Q. Kim, how would you like to use your experience with the ISP in Korea?
Kim: I would like to work more on the ISP when I go back next year. Teachers in Korea have a tough time conducting STEAM lessons. Although the Korean government is providing various opportunities to develop STEAM programs, teachers find it burdensome to organize new lesson plans. I’m planning to devise a standard class guideline for running an Intercultural STEAM program in local schools. Organizing an official meeting between Korean and Australian teachers is another way to promote Intercultural STEAM education.
Q. Any advice for Dankookians who wants to have experiences in foreign countries?
Kim: It’s a shame that DKU does not have many support programs for international college internships. I could have gotten more administrative help, if I had found an official internship support program at DKU before I came to Australia, for example, office, printing, and personal wifi coverage at Macquarie University. These benefits can be given to us depending on what visa we are holding. I was fortunate because my accommodation and research costs were covered by Dr Chu’s grant supported by the Australia-Korean Foundation (AKF). So, my advice is that we should take time to find internship support programs at DKU and other organizations (e.g. Korean- Australia Foundation, KAF, in Korea).

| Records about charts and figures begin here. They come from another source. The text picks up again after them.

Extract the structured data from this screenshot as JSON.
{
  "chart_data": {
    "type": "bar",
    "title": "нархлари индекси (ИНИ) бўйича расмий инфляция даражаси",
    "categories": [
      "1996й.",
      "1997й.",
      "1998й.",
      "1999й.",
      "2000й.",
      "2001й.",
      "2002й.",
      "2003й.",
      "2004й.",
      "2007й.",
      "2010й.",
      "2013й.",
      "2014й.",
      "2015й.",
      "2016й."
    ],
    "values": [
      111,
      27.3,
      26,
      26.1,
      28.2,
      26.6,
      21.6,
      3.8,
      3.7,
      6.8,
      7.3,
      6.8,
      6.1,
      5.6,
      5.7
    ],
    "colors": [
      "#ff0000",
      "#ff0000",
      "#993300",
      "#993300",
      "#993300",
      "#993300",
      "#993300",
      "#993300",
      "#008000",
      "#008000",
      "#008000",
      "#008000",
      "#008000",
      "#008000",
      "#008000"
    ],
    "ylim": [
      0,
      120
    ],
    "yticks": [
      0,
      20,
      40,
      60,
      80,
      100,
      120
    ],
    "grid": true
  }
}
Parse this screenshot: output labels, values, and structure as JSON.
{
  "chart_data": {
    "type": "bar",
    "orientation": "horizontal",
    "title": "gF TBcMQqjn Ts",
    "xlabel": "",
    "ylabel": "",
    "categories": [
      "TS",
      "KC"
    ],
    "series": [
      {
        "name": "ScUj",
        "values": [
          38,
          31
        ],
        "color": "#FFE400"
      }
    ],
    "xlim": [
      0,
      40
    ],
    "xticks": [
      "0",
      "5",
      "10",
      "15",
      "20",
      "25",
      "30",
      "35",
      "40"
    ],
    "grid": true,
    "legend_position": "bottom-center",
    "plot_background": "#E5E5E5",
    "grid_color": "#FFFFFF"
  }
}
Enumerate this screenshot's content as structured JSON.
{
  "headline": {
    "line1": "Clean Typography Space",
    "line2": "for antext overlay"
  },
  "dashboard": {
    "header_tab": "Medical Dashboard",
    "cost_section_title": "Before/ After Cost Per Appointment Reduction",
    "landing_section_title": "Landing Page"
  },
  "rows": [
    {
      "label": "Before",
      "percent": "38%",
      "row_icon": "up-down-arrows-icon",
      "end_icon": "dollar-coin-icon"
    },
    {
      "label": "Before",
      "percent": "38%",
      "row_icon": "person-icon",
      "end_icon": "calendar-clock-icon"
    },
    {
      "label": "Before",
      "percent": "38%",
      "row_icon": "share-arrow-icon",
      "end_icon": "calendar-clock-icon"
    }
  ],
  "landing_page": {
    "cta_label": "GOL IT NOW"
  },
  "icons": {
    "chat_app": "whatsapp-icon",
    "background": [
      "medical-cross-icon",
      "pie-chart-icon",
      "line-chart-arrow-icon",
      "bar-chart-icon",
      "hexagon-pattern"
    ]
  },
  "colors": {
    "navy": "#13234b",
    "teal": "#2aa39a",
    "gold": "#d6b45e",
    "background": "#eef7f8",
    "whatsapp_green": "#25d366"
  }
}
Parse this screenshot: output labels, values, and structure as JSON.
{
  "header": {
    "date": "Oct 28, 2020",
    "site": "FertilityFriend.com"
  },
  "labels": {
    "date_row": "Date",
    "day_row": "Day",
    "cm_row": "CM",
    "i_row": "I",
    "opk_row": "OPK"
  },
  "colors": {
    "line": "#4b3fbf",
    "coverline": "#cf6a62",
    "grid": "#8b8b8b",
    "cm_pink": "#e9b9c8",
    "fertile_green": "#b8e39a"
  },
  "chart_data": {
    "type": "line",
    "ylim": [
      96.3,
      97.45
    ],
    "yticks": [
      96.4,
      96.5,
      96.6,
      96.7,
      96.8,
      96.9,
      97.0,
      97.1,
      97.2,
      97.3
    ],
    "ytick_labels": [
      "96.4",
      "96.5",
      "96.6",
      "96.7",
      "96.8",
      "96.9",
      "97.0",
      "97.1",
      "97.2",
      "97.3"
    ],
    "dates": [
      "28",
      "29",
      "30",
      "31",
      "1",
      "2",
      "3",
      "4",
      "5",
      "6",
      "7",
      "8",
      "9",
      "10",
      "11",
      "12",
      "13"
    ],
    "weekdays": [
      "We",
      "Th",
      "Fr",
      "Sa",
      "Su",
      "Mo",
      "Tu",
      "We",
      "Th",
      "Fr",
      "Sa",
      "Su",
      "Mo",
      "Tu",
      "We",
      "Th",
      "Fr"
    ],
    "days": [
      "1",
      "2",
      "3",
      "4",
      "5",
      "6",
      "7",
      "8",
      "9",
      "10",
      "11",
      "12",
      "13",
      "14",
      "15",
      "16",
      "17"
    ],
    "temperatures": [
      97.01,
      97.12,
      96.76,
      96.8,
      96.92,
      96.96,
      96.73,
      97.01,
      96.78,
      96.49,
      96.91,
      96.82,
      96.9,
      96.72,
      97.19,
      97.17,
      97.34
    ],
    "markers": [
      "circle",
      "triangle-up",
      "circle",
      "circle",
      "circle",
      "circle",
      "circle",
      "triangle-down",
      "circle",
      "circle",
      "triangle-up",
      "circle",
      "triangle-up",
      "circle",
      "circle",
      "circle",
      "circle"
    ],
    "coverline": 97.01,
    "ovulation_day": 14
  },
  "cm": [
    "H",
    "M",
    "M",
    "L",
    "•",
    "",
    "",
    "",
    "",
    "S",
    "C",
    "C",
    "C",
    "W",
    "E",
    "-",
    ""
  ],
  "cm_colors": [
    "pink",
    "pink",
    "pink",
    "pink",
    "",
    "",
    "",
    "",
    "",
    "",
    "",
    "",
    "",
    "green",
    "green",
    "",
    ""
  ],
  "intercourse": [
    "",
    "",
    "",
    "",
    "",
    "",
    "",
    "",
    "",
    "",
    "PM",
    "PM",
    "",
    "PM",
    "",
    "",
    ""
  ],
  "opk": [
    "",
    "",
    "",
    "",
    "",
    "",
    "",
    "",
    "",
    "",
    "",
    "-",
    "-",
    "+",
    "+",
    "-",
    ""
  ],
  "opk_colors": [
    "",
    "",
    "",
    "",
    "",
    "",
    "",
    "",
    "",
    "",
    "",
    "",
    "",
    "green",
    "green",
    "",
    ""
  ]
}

Furthermore, we should be more active in seeking out potential projects that support our internship experience, like what I did for my internship in Australia. For example, attending seminars in areas that you are interested in is a good place to start. It will help you get high quality, first-hand information about opportunities for international internships. To do this, you should improve your foreign language proficiency. Foundations like AKF/KAF require a good level of English.
An innovative educational approach to science is needed for the next generation, because the current system is outdated and must adapt to the realities of science for the future. The ISP is a new education form for science classes, connecting separate subjects from different disciplines into one STEAM classroom. The reason why STEAM education is especially meaningful for Dankookians, is that a DKU alumni, Dr. Chu, is at the very frontier of this new approach, developing STEAM education by combining art, culture and history with science. The connection between Dr. Chu and Mr. Kim is also remarkable in that Kim’s exceptional internship began with Dr. Chu introducing her project at a DKU’s seminar. She is now expecting an MOU (Memorandum Of Understanding) to be signed between DKU and Macquarie for further internship programs, exchange of academic staff and co-supervising higher degree students. The DKH is looking forward to more active support and communication for the development of the International STEAM Project through this memorandum.